Amerika had zijn Red Scare, Nederland had zijn angst voor het Rode Gevaar. Daar was aanleiding toe. De loyaliteit van de CPN lag na de oorlog niet in Den Haag, maar in Moskou. Het marxisme-leninisme was de heilsleer, de Sovjet-Unie de heilstaat en Stalin de heiland in eigen persoon.

Nu had Amerika een heuse communistenvreter, Joseph McCarthy, en ook Nederland had er zo eentje: Louis Einthoven, de vormgever van de BVD. Voor hem was er maar één echte binnenlandse vijand: het veelkoppige communistische monster. Vanaf 1952 gaf de politiek hem de gevraagde wettelijke ruimte: een ambtenarenverbod en een zwarte lijst van bij revolutiegevaar op te pakken CPN’ers. Tot in de jaren tachtig bediende de BVD zich vrijelijk van infiltraties en afluisteroperaties.

Dit artikel is exclusief voor abonnees

Dit artikel op Historischnieuwsblad.nl is alleen toegankelijk voor abonnees. Met liefde en zorg werken wij iedere dag weer aan de beste historische verhalen door toonaangevende historici. Steun ons door lid te worden voor maar €4,99 per maand, de eerste maand €1,99. Log in om als abonnee direct verder te kunnen lezen of sluit een abonnement af.

Toen was de CPN al lang geen machtsfactor van betekenis meer. Anticommunistische propaganda en de eigen onvoorwaardelijke steun aan de Sovjetagressie in Oost-Europa deden de partij de das om. Na de Russische inval in Hongarije in 1956 regende het stenen naar communistische bolwerken als Felix Meritis.

2. De Slag om Soestdijk

De tweede grote kwestie kwam eveneens tot uitbarsting in 1956, na een jarenlange paleisguerrilla. De Greet Hofmans-affaire was niet alleen een huwelijkscrisis, maar ook een ideologisch conflict. Als de Koude Oorlog in één Nederlands gezin diepe sporen van verdeeldheid heeft getrokken, dan is het binnen de koninklijke familie.

Aan de ene kant stond koningin Juliana. Zij geloofde in vrede en gebedsgenezing, en was vanaf 1951 gastvrouw van de Oude Loo-conferenties. Het gezelschap dat zich daar verzamelde rond het helderhorende medium Greet Hofmans, koesterde theocratische en pacifistische idealen, en vertoonde sektarische trekken.

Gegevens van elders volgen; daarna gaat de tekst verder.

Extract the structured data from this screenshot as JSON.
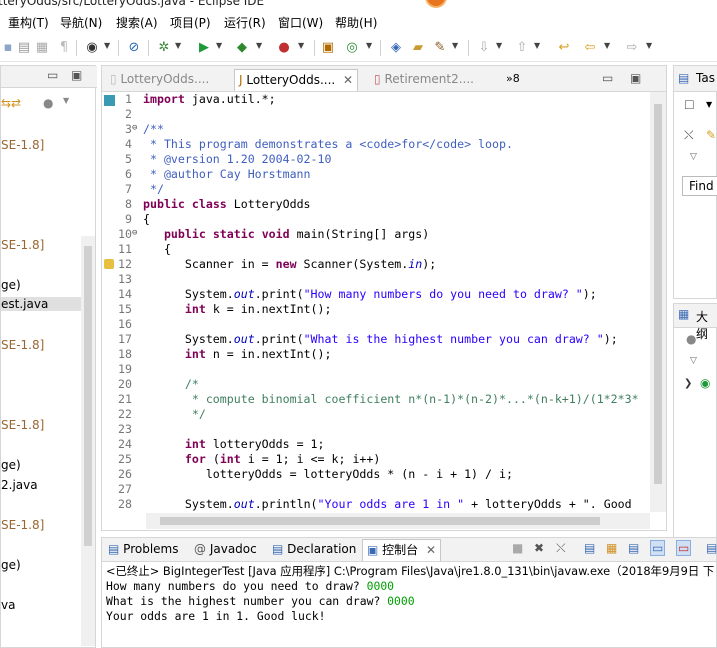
{
  "window": {
    "title": "tteryOdds/src/LotteryOdds.java - Eclipse IDE"
  },
  "menu": [
    "重构(T)",
    "导航(N)",
    "搜索(A)",
    "项目(P)",
    "运行(R)",
    "窗口(W)",
    "帮助(H)"
  ],
  "left_panel": {
    "items": [
      "SE-1.8]",
      "SE-1.8]",
      "ge)",
      "est.java",
      "SE-1.8]",
      "SE-1.8]",
      "ge)",
      "2.java",
      "SE-1.8]",
      "ge)",
      "va"
    ]
  },
  "editor": {
    "tabs": [
      "LotteryOdds....",
      "LotteryOdds....",
      "Retirement2....",
      "»8"
    ],
    "lines": [
      {
        "n": "1",
        "t": "import java.util.*;"
      },
      {
        "n": "2",
        "t": ""
      },
      {
        "n": "3",
        "t": "/**"
      },
      {
        "n": "4",
        "t": " * This program demonstrates a <code>for</code> loop."
      },
      {
        "n": "5",
        "t": " * @version 1.20 2004-02-10"
      },
      {
        "n": "6",
        "t": " * @author Cay Horstmann"
      },
      {
        "n": "7",
        "t": " */"
      },
      {
        "n": "8",
        "t": "public class LotteryOdds"
      },
      {
        "n": "9",
        "t": "{"
      },
      {
        "n": "10",
        "t": "   public static void main(String[] args)"
      },
      {
        "n": "11",
        "t": "   {"
      },
      {
        "n": "12",
        "t": "      Scanner in = new Scanner(System.in);"
      },
      {
        "n": "13",
        "t": ""
      },
      {
        "n": "14",
        "t": "      System.out.print(\"How many numbers do you need to draw? \");"
      },
      {
        "n": "15",
        "t": "      int k = in.nextInt();"
      },
      {
        "n": "16",
        "t": ""
      },
      {
        "n": "17",
        "t": "      System.out.print(\"What is the highest number you can draw? \");"
      },
      {
        "n": "18",
        "t": "      int n = in.nextInt();"
      },
      {
        "n": "19",
        "t": ""
      },
      {
        "n": "20",
        "t": "      /*"
      },
      {
        "n": "21",
        "t": "       * compute binomial coefficient n*(n-1)*(n-2)*...*(n-k+1)/(1*2*3*"
      },
      {
        "n": "22",
        "t": "       */"
      },
      {
        "n": "23",
        "t": ""
      },
      {
        "n": "24",
        "t": "      int lotteryOdds = 1;"
      },
      {
        "n": "25",
        "t": "      for (int i = 1; i <= k; i++)"
      },
      {
        "n": "26",
        "t": "         lotteryOdds = lotteryOdds * (n - i + 1) / i;"
      },
      {
        "n": "27",
        "t": ""
      },
      {
        "n": "28",
        "t": "      System.out.println(\"Your odds are 1 in \" + lotteryOdds + \". Good"
      }
    ]
  },
  "right_panel": {
    "tab1": "Tas",
    "find": "Find",
    "tab2": "大纲"
  },
  "console": {
    "tabs": [
      "Problems",
      "Javadoc",
      "Declaration",
      "控制台"
    ],
    "header": "<已终止> BigIntegerTest [Java 应用程序] C:\\Program Files\\Java\\jre1.8.0_131\\bin\\javaw.exe（2018年9月9日 下",
    "lines": [
      {
        "prompt": "How many numbers do you need to draw? ",
        "input": "0000"
      },
      {
        "prompt": "What is the highest number you can draw? ",
        "input": "0000"
      },
      {
        "prompt": "Your odds are 1 in 1. Good luck!",
        "input": ""
      }
    ]
  }
}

Aan de andere kant stond prins Bernhard. Hij geloofde in mondaine luxe en was vanaf 1954 voorzitter van de Bilderberg-conferenties, bedoeld om de banden tussen de Verenigde Staten en Europa aan te halen in een besloten, informele sfeer. Diametraal tegenover elkaar. Voor de buitenwereld bleef dat jarenlang verborgen, maar in juni 1956 doorbrak prins Bernhard het kordon van stilzwijgen via onthullingen in Der Spiegel.

Nu moest premier Drees wel ingrijpen. Partij kiezen – de keus was emotioneel lastig, maar rationeel simpel. Nederland was inmiddels volledig gebonden aan Amerika. Het ontving miljarden dollars economische en militaire steun, was lid van de NAVO, had onder druk van Washington meegevochten in Korea en zijn defensiebegroting verdubbeld, en de hele krijgsmacht was op Amerikaanse leest geschoeid.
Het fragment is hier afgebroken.